A simple system would be to fill a 5-gallon cooler with water, mix in an appropriate amount of hydroponic nutrients and float your plant in the cooler in a piece of styrofoam with a hole for the plant to cut into the middle. This is known as the ‘deepwater culture’ (DWC) of a rafting system. Just be sure not to sink the plant too low or it will drown.
A very simple and effective set up except once a plant grows it will overbalance and sink like a ship in a storm if it is not somehow supported. Still, such a setup may be ideal for something like ‘lettuce’.
Remember the 5 basic requirements plants have to survive? They were light, water, oxygen, temperature, and mineral salts (or nutrient). Keeping these in mind, I would include an aquarium air bubbler in the cooler to add oxygen and, of course, a good light source.
Aquaponics can also be classified as a passive hydroponics system. This method uses a working aquarium, with fish, as the container and nutrient solution into which you suspend a plant’s roots. It already has an aquarium bubbler supplying oxygen and with a good light source sounds like the perfect way to grow a vegetable plant…. the 4 basic requirements of plants are met…
The theory is that fish eat and excrete nutrient-rich matter on which a plant will feed and prosper. Will it work? No! You may have some small measure of success by luck alone but this is not a viable hydroponics method.

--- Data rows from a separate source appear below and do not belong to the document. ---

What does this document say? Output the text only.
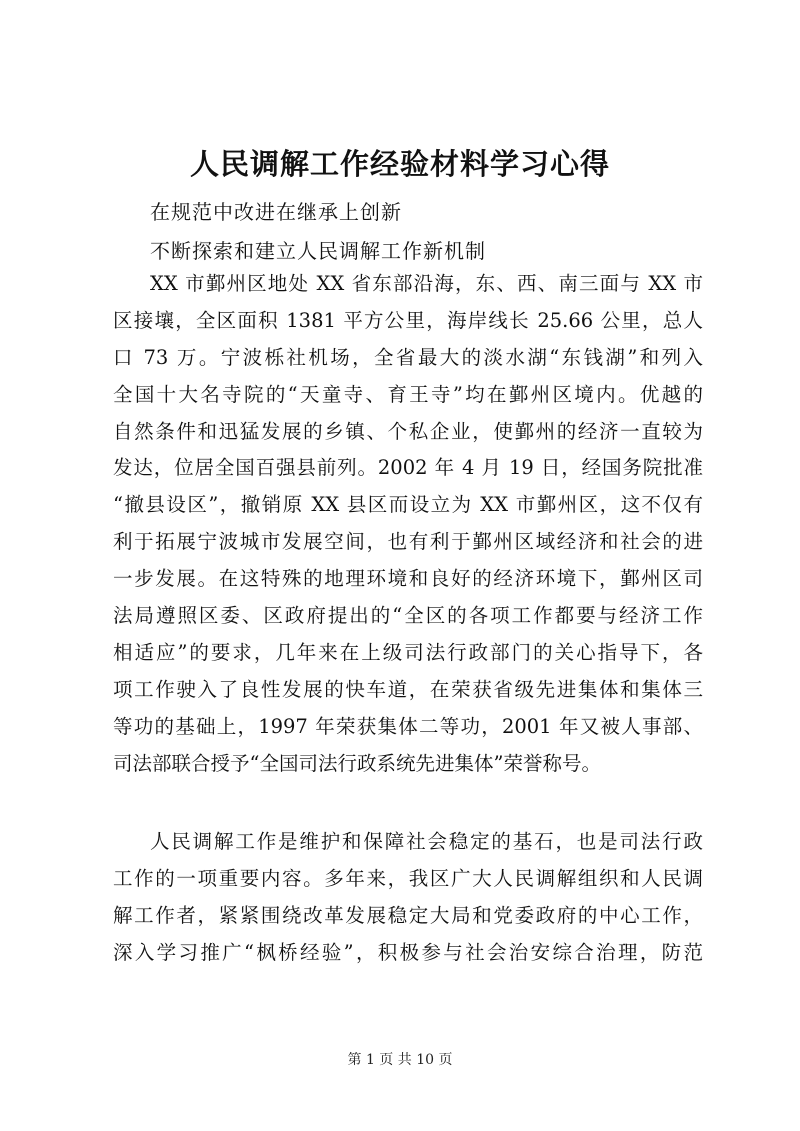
人民调解工作经验材料学习心得

在规范中改进在继承上创新

不断探索和建立人民调解工作新机制

XX 市鄞州区地处 XX 省东部沿海，东、西、南三面与 XX 市
区接壤，全区面积 1381 平方公里，海岸线长 25.66 公里，总人
口 73 万。宁波栎社机场，全省最大的淡水湖“东钱湖”和列入
全国十大名寺院的“天童寺、育王寺”均在鄞州区境内。优越的
自然条件和迅猛发展的乡镇、个私企业，使鄞州的经济一直较为
发达，位居全国百强县前列。2002 年 4 月 19 日，经国务院批准
“撤县设区”，撤销原 XX 县区而设立为 XX 市鄞州区，这不仅有
利于拓展宁波城市发展空间，也有利于鄞州区域经济和社会的进
一步发展。在这特殊的地理环境和良好的经济环境下，鄞州区司
法局遵照区委、区政府提出的“全区的各项工作都要与经济工作
相适应”的要求，几年来在上级司法行政部门的关心指导下，各
项工作驶入了良性发展的快车道，在荣获省级先进集体和集体三
等功的基础上，1997 年荣获集体二等功，2001 年又被人事部、
司法部联合授予“全国司法行政系统先进集体”荣誉称号。
人民调解工作是维护和保障社会稳定的基石，也是司法行政
工作的一项重要内容。多年来，我区广大人民调解组织和人民调
解工作者，紧紧围绕改革发展稳定大局和党委政府的中心工作，
深入学习推广“枫桥经验”，积极参与社会治安综合治理，防范

第 1 页 共 10 页
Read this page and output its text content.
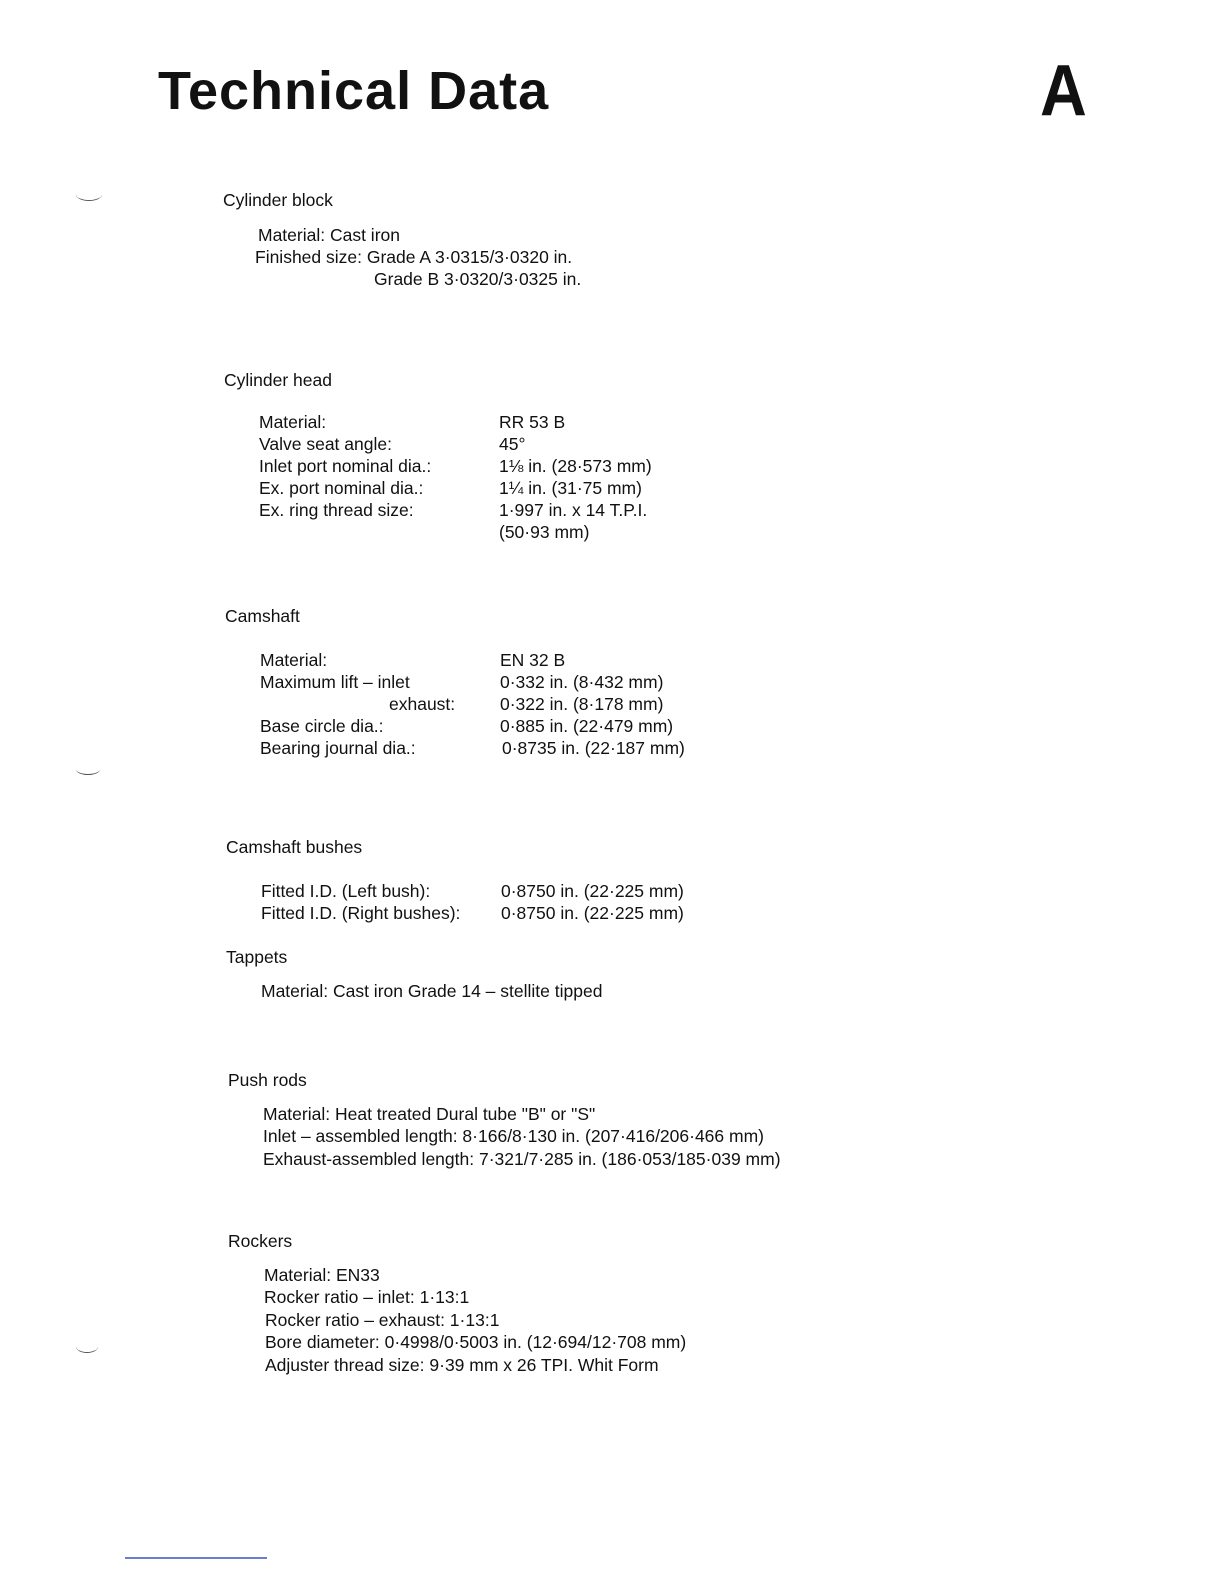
Technical Data	A
Cylinder block
Material: Cast iron
Finished size: Grade A 3·0315/3·0320 in.
Grade B 3·0320/3·0325 in.
Cylinder head
Material:	RR 53 B
Valve seat angle:	45°
Inlet port nominal dia.:	1⅛ in. (28·573 mm)
Ex. port nominal dia.:	1¼ in. (31·75 mm)
Ex. ring thread size:	1·997 in. x 14 T.P.I.
(50·93 mm)
Camshaft
Material:	EN 32 B
Maximum lift – inlet	0·332 in. (8·432 mm)
exhaust:	0·322 in. (8·178 mm)
Base circle dia.:	0·885 in. (22·479 mm)
Bearing journal dia.:	0·8735 in. (22·187 mm)
Camshaft bushes
Fitted I.D. (Left bush):	0·8750 in. (22·225 mm)
Fitted I.D. (Right bushes):	0·8750 in. (22·225 mm)
Tappets
Material: Cast iron Grade 14 – stellite tipped
Push rods
Material: Heat treated Dural tube "B" or "S"
Inlet – assembled length: 8·166/8·130 in. (207·416/206·466 mm)
Exhaust-assembled length: 7·321/7·285 in. (186·053/185·039 mm)
Rockers
Material: EN33
Rocker ratio – inlet: 1·13:1
Rocker ratio – exhaust: 1·13:1
Bore diameter: 0·4998/0·5003 in. (12·694/12·708 mm)
Adjuster thread size: 9·39 mm x 26 TPI. Whit Form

Remember that a vegetable plant has evolved to have very specific nutritional requirements – certainly different from the nutrition a water lily may need. Aquatic plants such as water-lilies have evolved to prosper in such an environment so if you wish to add plants to your aquarium, add aquatic plants, not vegetables.
Another classic ‘passive’ system would be to fill a jar with nutrient solution, jam the neck with a wad of cotton with a small plant poking through with roots dangling in the water. As a finishing touch put a small aquarium bubbler into the jar for oxygen.
A popular and easy hydroponics system is called a ‘wick’ system. Suspend a ‘wick’ made from absorbent material from just under plant roots in substrate down into the nutrient solution. Capillary action will draw nutrient solution up the wick into the growing medium keeping it damp to feed your plants.